Aber heute nicht. Heute lieber Hose. Und Pullover. Kapuze auf, die Treppe hinunter. Heute lieber unsichtbar. Heute lieber keine Blicke. Sie können mir gestohlen bleiben. Die Zuvielen, die Zuwenigen, die mit Absicht. Denn es fragt sich keiner. Sagt höchstens einer, wenn du mehr lächeln würdest. Nimm es als Kompliment. Draußen die Sonne, die letzten Strahlen noch. Etwas zu warm. Der Pullover, die Kapuze. Nur etwas zu warm. Auszuhalten.
Deniz Ohde
Dresden – Chemnitz (drei Männer)
Es ist viel Polizei zu sehen am Bahnhof. In ihren dicken dunkelblauen Jacken gehen sie in der Halle herum und stehen vor den Aufgängen zu den Gleisen, stecken die Hände vorn in ihre schusssicheren Westen, drehen die Köpfe in Alarmbereitschaft hin und her. Der Eindruck weißer Turnschuhe und Sneaker-Socken unter Caprihosen drumherum, Einkaufstüten, die an mir vorbeiziehen auf dem Weg durch die Halle. Der Geruch von Parfümerie im Windschatten jeder Person, eine Mischung aus Handseifen, Weichspülern und sich überlagernder Duftwässer, die nach Wasserlilie oder Bergfrische riechen sollen, aber eine Schärfe an sich haben, einen lungernden Nachhang in der Luft, der in keinem natürlichen Gewässer vorkommen kann. Die Kläranlagen müssen verklebt sein damit. Die Abflüsse verstopft mit heruntergewaschenem Haarspray. Im Lidl, der sich in der Passage der Bahnhofshalle befindet, ist es der Eindruck hinter sich hergezogener Handwägen, schlurfender Schritte von älteren Männern in beigen Hosen, die sich behäbig umdrehen nach Weißbrot und Tomaten, die sich an den Weizensäcken vorbei schleppen. Die vier- und fünfköpfigen Familien, die Ölflaschen und Konserven in die Wägen laden, das Geräusch von Glas auf den Metallgittern. In Schlangenlinien muss ich an ihnen vorbei, von den Gemüseauslagen vor zu den Kühlschränken, immer einen Schritt ausweichen. Die unangenehme Alltäglichkeit, die mit mir an diesem Tag nichts zu tun hat, sich hier aber ins Bewusstsein drängt. »Mein Mund ist ganz trocken«, sagt die Kassiererin, nachdem sie einen Schluck Limonade getrunken hat, als Entschuldigung für den dadurch entstandenen Verzug. Es kommen Polizisten herein, murmeln etwas mit dem Sicherheitsmann, der vor den Kassen stehend alles im Blick behält. Einer spricht etwas in sein Funkgerät, der andere nimmt die Mütze ab, stellt sich auf die Zehenspitzen und versucht, in den Menschenschlangen jemanden wiederzuerkennen.

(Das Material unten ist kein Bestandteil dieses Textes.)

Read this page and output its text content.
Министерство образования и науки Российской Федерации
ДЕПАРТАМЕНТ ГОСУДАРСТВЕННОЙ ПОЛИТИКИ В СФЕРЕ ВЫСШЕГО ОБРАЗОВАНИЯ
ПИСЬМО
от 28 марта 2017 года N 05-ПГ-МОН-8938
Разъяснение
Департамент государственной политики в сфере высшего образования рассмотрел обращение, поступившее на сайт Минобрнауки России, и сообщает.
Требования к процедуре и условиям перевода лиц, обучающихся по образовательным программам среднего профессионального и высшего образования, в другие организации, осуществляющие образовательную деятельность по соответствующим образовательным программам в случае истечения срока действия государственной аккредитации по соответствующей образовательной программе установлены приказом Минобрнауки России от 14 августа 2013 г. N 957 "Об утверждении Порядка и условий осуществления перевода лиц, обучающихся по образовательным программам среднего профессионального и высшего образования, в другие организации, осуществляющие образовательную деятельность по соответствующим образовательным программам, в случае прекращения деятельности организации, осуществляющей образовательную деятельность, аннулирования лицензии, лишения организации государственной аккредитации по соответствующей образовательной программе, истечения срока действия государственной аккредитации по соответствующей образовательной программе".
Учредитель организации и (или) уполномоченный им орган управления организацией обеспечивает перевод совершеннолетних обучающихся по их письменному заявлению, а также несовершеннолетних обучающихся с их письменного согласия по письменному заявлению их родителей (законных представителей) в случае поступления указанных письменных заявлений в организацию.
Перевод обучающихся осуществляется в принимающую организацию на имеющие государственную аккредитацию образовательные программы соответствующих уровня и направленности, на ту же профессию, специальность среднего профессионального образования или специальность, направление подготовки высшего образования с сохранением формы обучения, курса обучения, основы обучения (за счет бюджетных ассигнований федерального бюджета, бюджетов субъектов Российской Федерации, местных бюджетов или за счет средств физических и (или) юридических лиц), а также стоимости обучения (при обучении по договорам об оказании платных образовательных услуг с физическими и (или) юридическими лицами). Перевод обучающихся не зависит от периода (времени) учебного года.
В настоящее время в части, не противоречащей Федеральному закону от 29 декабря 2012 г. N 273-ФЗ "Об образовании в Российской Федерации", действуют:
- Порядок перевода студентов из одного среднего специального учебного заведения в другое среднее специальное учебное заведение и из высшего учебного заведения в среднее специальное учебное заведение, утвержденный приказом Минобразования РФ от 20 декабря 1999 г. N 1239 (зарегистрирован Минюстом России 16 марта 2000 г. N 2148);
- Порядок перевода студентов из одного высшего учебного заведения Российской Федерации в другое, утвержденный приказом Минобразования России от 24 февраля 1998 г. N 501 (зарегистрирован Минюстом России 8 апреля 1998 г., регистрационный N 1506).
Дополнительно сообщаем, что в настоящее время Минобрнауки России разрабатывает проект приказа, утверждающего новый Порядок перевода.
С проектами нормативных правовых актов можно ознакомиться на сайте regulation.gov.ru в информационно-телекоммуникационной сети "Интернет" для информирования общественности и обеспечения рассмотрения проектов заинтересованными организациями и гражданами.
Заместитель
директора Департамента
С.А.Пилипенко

Vor der Buchhandlung stehen vier Polizisten im Halbkreis um einen jungen Mann, der etwas aus seinen Hosentaschen holt, sie müssen schwitzen in diesen dicken Monturen und unter den Mützen, unter der Schrift, in der sich das Licht reflektiert. Sie schauen an dem Mann auf und ab, abschätzig über seine Hosenbeine, abschätzig über sein Hemd, sie sprechen knappe Worte auf ihn ein, bei denen sie das Kinn heben; es sind zerknüllte Verpackungen, die er aus seinen Taschen zieht und den Polizisten in seiner hohlen Hand vorzeigt.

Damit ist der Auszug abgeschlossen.